我听话地“噢”了声,端起咖啡抿了一嘴的奶沫,季庭礼看着我,低下头发笑。
“当然是赢了,不然真会被扫地出门的。”
我疑惑地皱眉:“西恒不是他亲自创立的吧?似乎是他父亲?”
自我搬到秦家起,除了爷爷,从没见过秦阙的双亲,我以为这种事业型成功人士向来亲缘淡薄,可听秦阙话里的意思,新春过年也没提父母要来,的确古怪了。
“死了。”
我惊了:“死了?”
“车祸,当场死亡。网上搜不到,一是因为时间太久,二是因为......消息封锁,具体的我也不清楚,这事儿也只有集团里的老骨干知道,后来秦阙的继父上台,把董事会大换血,就成现在这样了。”
我若有所思,难怪他那么重视爷爷。我郑重其事地拿出文件:“这里是我服药以来所有的反应......其实没什么负面的,这药似乎不错?”
季庭礼淡笑道:“是么?具体都有什么。”
“呃......睡眠质量变好,没了。
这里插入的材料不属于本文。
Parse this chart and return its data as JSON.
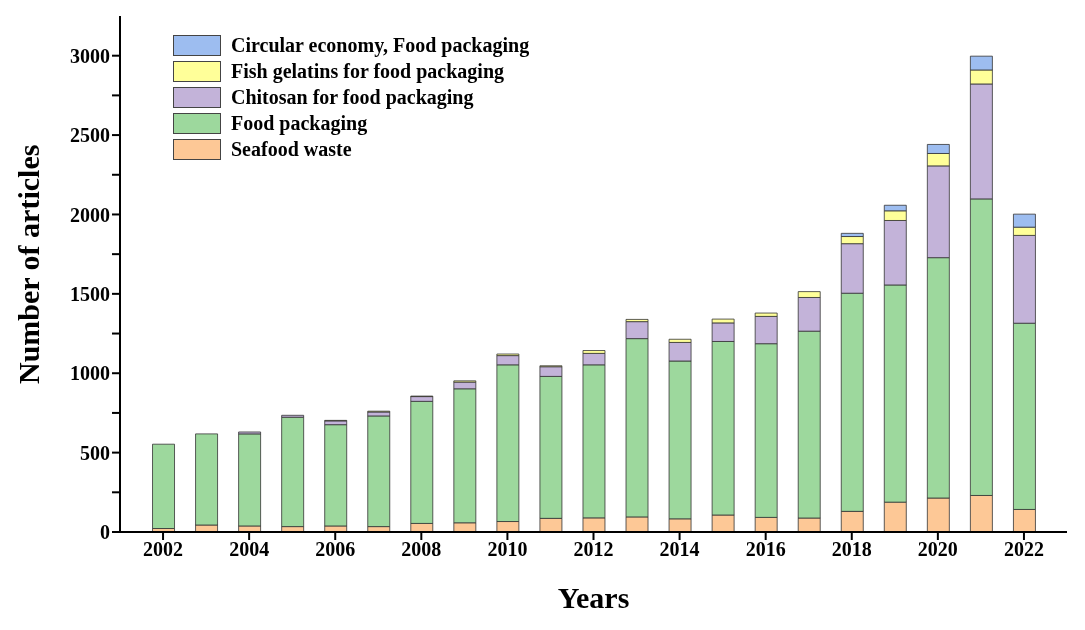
{
  "chart_data": {
    "type": "bar",
    "stacked": true,
    "xlabel": "Years",
    "ylabel": "Number of articles",
    "x": [
      2002,
      2003,
      2004,
      2005,
      2006,
      2007,
      2008,
      2009,
      2010,
      2011,
      2012,
      2013,
      2014,
      2015,
      2016,
      2017,
      2018,
      2019,
      2020,
      2021,
      2022
    ],
    "xlim": [
      2001,
      2023
    ],
    "xticks": [
      2002,
      2004,
      2006,
      2008,
      2010,
      2012,
      2014,
      2016,
      2018,
      2020,
      2022
    ],
    "ylim": [
      0,
      3250
    ],
    "yticks": [
      0,
      {
        "value": 250,
        "label": null
      },
      500,
      {
        "value": 750,
        "label": null
      },
      1000,
      {
        "value": 1250,
        "label": null
      },
      1500,
      {
        "value": 1750,
        "label": null
      },
      2000,
      {
        "value": 2250,
        "label": null
      },
      2500,
      {
        "value": 2750,
        "label": null
      },
      3000
    ],
    "legend": "top left",
    "grid": false,
    "series": [
      {
        "name": "Seafood waste",
        "color": "#fdc896",
        "values": [
          22,
          44,
          38,
          34,
          38,
          34,
          54,
          58,
          66,
          86,
          89,
          95,
          83,
          107,
          92,
          88,
          130,
          188,
          214,
          230,
          142
        ]
      },
      {
        "name": "Food packaging",
        "color": "#9dd89d",
        "values": [
          531,
          574,
          580,
          689,
          638,
          697,
          769,
          844,
          987,
          894,
          964,
          1123,
          994,
          1093,
          1094,
          1177,
          1374,
          1368,
          1514,
          1868,
          1173
        ]
      },
      {
        "name": "Chitosan for food packaging",
        "color": "#c3b3d9",
        "values": [
          null,
          null,
          12,
          12,
          24,
          25,
          30,
          42,
          58,
          61,
          72,
          107,
          117,
          117,
          172,
          212,
          312,
          406,
          578,
          724,
          553
        ]
      },
      {
        "name": "Fish gelatins for food packaging",
        "color": "#ffff99",
        "values": [
          null,
          null,
          null,
          null,
          3,
          5,
          3,
          8,
          10,
          6,
          18,
          14,
          20,
          24,
          21,
          37,
          45,
          61,
          78,
          88,
          52
        ]
      },
      {
        "name": "Circular economy, Food packaging",
        "color": "#9dbdf0",
        "values": [
          0,
          0,
          0,
          0,
          0,
          0,
          0,
          0,
          0,
          0,
          0,
          0,
          0,
          0,
          0,
          0,
          20,
          35,
          57,
          87,
          82
        ]
      }
    ]
  }
}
”
男人从口袋里掏出两瓶药,一份胶囊,一份药片:“我按你的话告诉了秦阙,他很高兴,那么接下来就继续按疗程,每天各服用一粒。”
我点点头:“什么时间吃?”
季庭礼张张嘴,手指在胶囊瓶上点:“这个睡前吃。”又在药片瓶上点点:“这个饭后吃。”
我玩笑道:“好像在吃补品哦。”
男人的笑容有一丝不明显的裂痕:“哈哈哈哈是吗......”
我站起身,笑着call back:“这是聊天不是审讯,放松点。”
——
京市街道上早已挂满大红灯笼,各个商铺也为新年到来给自己装扮得多了些年味儿,入了夜,各色彩灯明明灭灭,钢筋水泥制成的都市总算添了些人味儿,我在蛋糕店订了一份蛋糕,透过商场巨大的落地玻璃往北一望,北区黑得像只巨大的无底的窟窿。
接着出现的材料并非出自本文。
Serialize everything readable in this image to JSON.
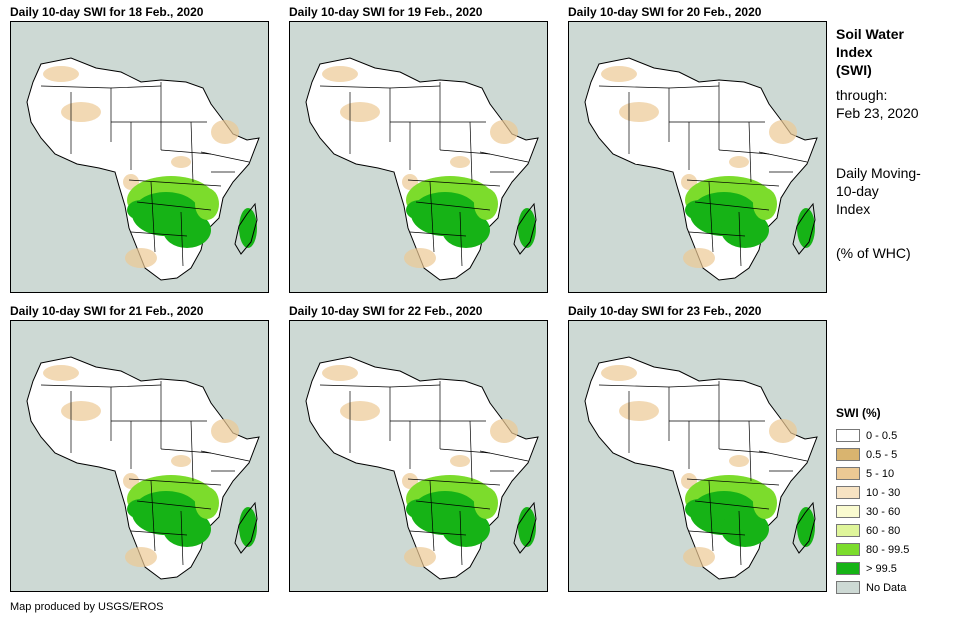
{
  "panels": [
    {
      "title": "Daily 10-day SWI for 18 Feb., 2020"
    },
    {
      "title": "Daily 10-day SWI for 19 Feb., 2020"
    },
    {
      "title": "Daily 10-day SWI for 20 Feb., 2020"
    },
    {
      "title": "Daily 10-day SWI for 21 Feb., 2020"
    },
    {
      "title": "Daily 10-day SWI for 22 Feb., 2020"
    },
    {
      "title": "Daily 10-day SWI for 23 Feb., 2020"
    }
  ],
  "info": {
    "title_line1": "Soil Water",
    "title_line2": "Index",
    "title_line3": "(SWI)",
    "through_label": "through:",
    "through_date": "Feb 23, 2020",
    "index_line1": "Daily Moving-",
    "index_line2": "10-day",
    "index_line3": "Index",
    "units": "(% of WHC)"
  },
  "legend": {
    "title": "SWI (%)",
    "items": [
      {
        "label": "0 - 0.5",
        "color": "#ffffff"
      },
      {
        "label": "0.5 - 5",
        "color": "#d9b46f"
      },
      {
        "label": "5 - 10",
        "color": "#ecc994"
      },
      {
        "label": "10 - 30",
        "color": "#f7e3c3"
      },
      {
        "label": "30 - 60",
        "color": "#fafbd0"
      },
      {
        "label": "60 - 80",
        "color": "#dff59a"
      },
      {
        "label": "80 - 99.5",
        "color": "#7cdc2c"
      },
      {
        "label": "> 99.5",
        "color": "#16b316"
      },
      {
        "label": "No Data",
        "color": "#cdd9d4"
      }
    ]
  },
  "colors": {
    "ocean": "#cdd9d4",
    "land": "#ffffff",
    "wet": "#16b316",
    "moist": "#7cdc2c",
    "dry": "#ecc994"
  },
  "footer": "Map produced by USGS/EROS"
}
我的胸针究竟是被埋在那里了吧?但还好我有个盒子可以做纪念,喇叭里一遍遍重复播放着洗脑的新春促销歌曲。
我想起妈妈,我最怕和她逛商场,她总要来回穿梭在各个长得一模一样的衣服店里,拿着衣服试了又试,站在全身镜前叉腰欣赏,货比三家,又心疼钱舍不得买,一次次与商家讨价还价,当时我只想找一家有板凳可以歇脚的店,其他的画面记住的很少,想来有点可惜。
虽然她销声匿迹与我再不相见,连一个像样的告别都没有,只是在歇斯底里后匆匆穿走了衣架上当时特价买的的运动外套,就真的消失于人海——不过还能得到你活着的消息,我还是蛮欣慰的。
这样痛苦的人间地狱里,尚且有在世者与我曾共居一檐之下,短暂地爱过我,也算幸事。
我拎着蛋糕,鼻子埋进围巾里呼出暖气,将未被冷风刺探的眼泪倒回肚里,我再也不过生日了,也考上好大学能给你买衣服了,怎么就不来看看我呢。